Pulmonary hydatid cysts are multiple in 30% of cases, bilateral in 20% and located in lower lobes, especially right in 60% of cases2. They are usually asymptomatic, grow slowly and are diagnosed incidentally on a chest radiograph. Structurally, hydatid cysts are made up of three layers. The outermost layer, pericyst, is formed by compressed host tissue and a fibrous reaction. The ectocyst, the middle laminated membrane layer, is an acellular structure. Finally, the endocyst, the innermost germinal layer, creates daughter protozoa3,4. The elastic capability of lungs and minimal resistance to expansion usually give rise to the growth of cysts, leading to huge-sized cysts.

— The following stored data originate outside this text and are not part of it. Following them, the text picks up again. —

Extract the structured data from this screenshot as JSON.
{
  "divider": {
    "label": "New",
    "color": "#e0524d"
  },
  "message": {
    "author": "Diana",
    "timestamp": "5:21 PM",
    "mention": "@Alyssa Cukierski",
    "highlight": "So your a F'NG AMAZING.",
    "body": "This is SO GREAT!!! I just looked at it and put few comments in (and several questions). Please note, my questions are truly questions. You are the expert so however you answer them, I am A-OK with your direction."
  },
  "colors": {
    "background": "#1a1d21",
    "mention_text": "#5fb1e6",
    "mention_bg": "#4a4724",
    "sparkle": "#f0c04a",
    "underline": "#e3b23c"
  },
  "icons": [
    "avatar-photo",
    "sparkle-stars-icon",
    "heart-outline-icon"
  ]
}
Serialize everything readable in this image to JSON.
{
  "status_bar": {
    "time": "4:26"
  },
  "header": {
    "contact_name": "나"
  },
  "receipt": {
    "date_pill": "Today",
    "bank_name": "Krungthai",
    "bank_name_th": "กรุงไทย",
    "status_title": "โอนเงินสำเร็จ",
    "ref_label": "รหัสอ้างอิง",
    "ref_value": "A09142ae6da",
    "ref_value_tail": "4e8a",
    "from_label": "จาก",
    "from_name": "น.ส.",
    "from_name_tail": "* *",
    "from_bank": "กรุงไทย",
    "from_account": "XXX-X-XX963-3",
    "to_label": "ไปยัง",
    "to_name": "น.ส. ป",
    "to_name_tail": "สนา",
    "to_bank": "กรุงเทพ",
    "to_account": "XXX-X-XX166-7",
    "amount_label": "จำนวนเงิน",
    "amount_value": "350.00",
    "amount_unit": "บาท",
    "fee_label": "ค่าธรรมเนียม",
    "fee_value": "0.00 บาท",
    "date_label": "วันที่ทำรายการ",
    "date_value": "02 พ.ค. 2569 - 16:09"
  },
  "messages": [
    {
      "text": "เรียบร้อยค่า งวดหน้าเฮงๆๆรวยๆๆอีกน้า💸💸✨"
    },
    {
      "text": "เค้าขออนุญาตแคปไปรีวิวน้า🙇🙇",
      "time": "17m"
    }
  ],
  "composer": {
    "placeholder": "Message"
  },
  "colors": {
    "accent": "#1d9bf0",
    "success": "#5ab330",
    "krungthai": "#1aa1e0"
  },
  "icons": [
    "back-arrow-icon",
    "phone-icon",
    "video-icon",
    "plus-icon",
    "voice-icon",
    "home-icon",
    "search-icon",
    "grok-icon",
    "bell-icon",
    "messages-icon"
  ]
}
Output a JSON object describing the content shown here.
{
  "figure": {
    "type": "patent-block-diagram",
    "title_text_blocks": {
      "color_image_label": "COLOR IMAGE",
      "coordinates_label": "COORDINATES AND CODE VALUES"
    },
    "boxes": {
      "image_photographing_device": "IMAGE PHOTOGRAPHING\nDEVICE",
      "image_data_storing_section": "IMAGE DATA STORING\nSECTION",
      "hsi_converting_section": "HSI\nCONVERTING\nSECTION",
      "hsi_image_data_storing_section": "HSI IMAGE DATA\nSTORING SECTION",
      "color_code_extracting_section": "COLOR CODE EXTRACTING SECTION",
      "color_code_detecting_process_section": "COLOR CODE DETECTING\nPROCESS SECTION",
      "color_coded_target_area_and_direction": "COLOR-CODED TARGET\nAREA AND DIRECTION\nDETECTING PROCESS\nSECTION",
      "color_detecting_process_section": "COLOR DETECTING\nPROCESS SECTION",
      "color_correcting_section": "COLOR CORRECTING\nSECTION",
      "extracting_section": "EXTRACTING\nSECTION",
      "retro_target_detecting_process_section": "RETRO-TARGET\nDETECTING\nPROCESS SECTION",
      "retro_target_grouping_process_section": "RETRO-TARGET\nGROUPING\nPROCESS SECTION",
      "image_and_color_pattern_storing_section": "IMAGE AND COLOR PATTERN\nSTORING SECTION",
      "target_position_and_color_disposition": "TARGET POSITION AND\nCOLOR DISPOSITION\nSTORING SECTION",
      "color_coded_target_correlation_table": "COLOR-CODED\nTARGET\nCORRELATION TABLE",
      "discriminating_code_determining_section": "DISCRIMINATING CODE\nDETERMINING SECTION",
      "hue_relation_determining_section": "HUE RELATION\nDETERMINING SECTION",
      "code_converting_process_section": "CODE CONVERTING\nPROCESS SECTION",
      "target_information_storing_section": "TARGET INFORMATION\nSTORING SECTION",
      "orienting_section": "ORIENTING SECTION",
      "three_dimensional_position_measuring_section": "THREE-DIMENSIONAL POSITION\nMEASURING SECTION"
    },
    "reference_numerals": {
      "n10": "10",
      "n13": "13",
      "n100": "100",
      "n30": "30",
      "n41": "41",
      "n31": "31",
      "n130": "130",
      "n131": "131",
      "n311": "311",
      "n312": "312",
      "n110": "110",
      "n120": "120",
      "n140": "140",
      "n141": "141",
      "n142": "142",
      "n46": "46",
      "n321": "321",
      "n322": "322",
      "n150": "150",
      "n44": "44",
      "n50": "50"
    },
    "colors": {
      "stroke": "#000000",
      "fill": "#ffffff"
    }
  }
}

These large cysts cause a space-occupying mass effect and have a high risk for rupture.

One unusual complication of pulmonary hydatidosis is spontaneous rupture, which can occur when the size reaches 7-10 cm in diameter or secondarily due to an infectious process, trauma to the chest, coughing or after needle aspiration. Ruptured hydatid cysts generally present withchest pain (49%), cough (46%), dyspnea (42%), hemoptysis (33%), fever (36%), and sputum production (33%),where as only 3% of patients with rupture are asymptomatic5.

In this case, the giant cyst in the right lung (about 15 cm × 15 cm) and its rupture causing hydropneumothorax presented minimal clinical symptoms. The cyst and its contained fluid and associated lung collapse covered almost the entire hemithorax, creating an uncommon and intriguing appearance on Chest X-ray. As in this case, about 3-40% of human pulmonary hydatidosis cases are seronegative.

The treatment of ruptured pulmonary hydatid cysts is principally surgical. Albendazole is given as a complement to surgical treatment to avoid recurrence. Decortication and cyst extraction helped expand the collapsed lung, followed by an uneventful recovery in this case.

Conclusion

This case should raise awareness of an uncommon presentation of hydatid disease in medicine. Ruptured hydatid cysts can sometimes complicate as empyema, bronchopleural fistula and collapsed lung. These complications may mislead the diagnosis and treatment if prior evidence of cyst has not been documented before rupture.

Therefore, an ultrasound of the chest may be advisable before going for diagnostic and therapeutic thoracocentesis based on Chest X-ray alone. Unknowingly puncturing the cyst could have led to severe consequences like anaphylaxis.